You can use lookahead asserion. For example to match sentence without period:
[\w\s]+(?=\.)
and
[\w]+(?=\.)
For just last word (word before ".")
If you need to have the whole match be the last word you can use lookahead.
\w+(?=(\.))
This matches a set of word characters that are followed by a period, without matching the period.
If you want the last word in the line, regardless of wether the line ends on the end of a sentence or not you can use:
\w+(?=(\.?$))
Or if you want to also include ,!;: etc then
\w+(?=(\p{Punct}?$))
You can use matcher.group(1) to get the content of the first capturing group ((\w+) in your case). To say a little more, matcher.group(0) would return you the full match. So your regex is almost correct. An improvement is related to your use of $, which would catch the end of the line.
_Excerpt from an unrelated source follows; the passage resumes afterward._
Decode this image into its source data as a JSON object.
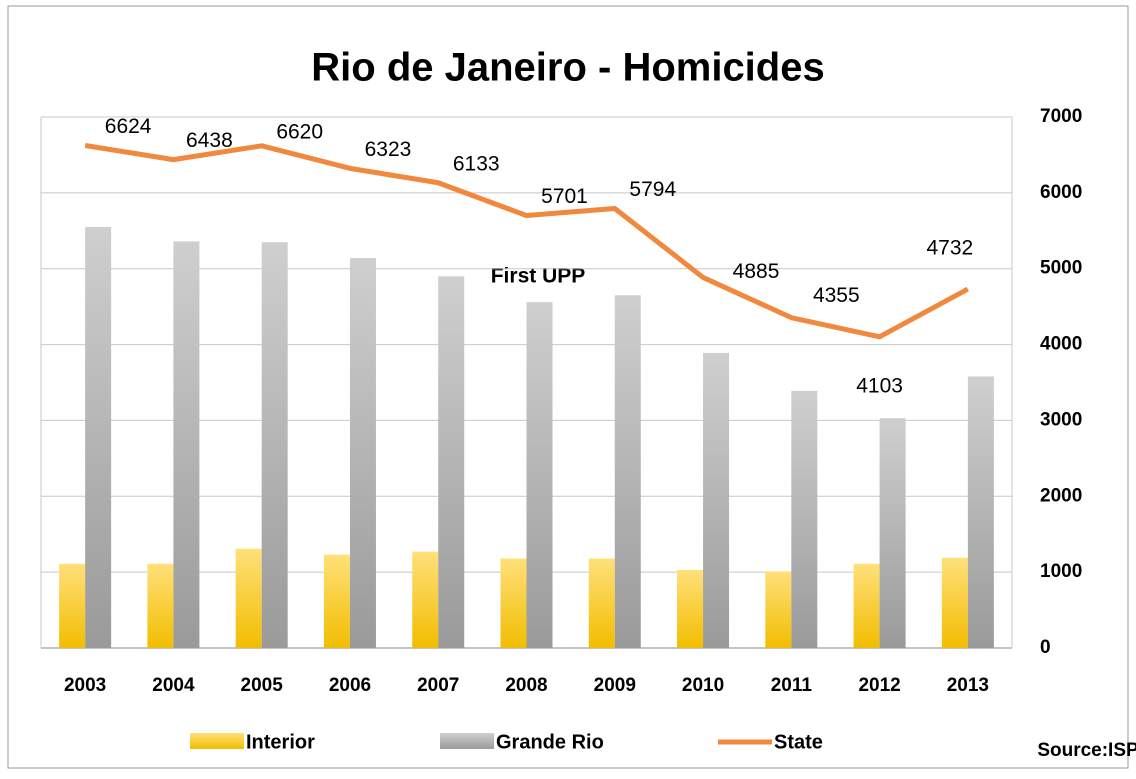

Use this only if your sentence fill exactly the line!
With this regular expression (\w+)\p{Punct} you get a group count of 1, means you get one group with punctionation at matcher.group(0) and one without the punctuation at matcher.group(1).
To write the regular expression in Java, use: "(\\w+)\\p{Punct}"
To test your regular expressions online with Java (and actually a lot of other languages) see RegexPlanet
By using the $ operator you will only get a match at the end of a line. So if you have multiple sentences on one line you will not get a match in the middle one.
So you should just use:
(\w+)\.
the capture group will give the correct match.
You can see an example here
I don't understand why really, but this works:
package regex;
import java.util.regex.Matcher;
import java.util.regex.Pattern;
public class Main {
public static void main(String[] args) {
String matchesLastWordFine = "a b cd efg hi";
lastWord(matchesLastWordFine);
String noMatchFound = matchesLastWordFine + ".";
lastWord(noMatchFound);
}
private static void lastWord(String sentence) {
System.out.println("\n\ntrying\n" + sentence + "\nmatches:");
Pattern pattern = Pattern.compile("(\\w+)"); //(\w+)\.
Matcher matcher = pattern.matcher(sentence);
String match = null;
while (matcher.find()) {
match = matcher.group();
}
System.out.println(match);
}
}
I guess regex \w+ will match all the words (doh). Then the last word is what I was after. Too simple, really, I was trying to exclude punctuation, but I guess regex does that automagically for you..?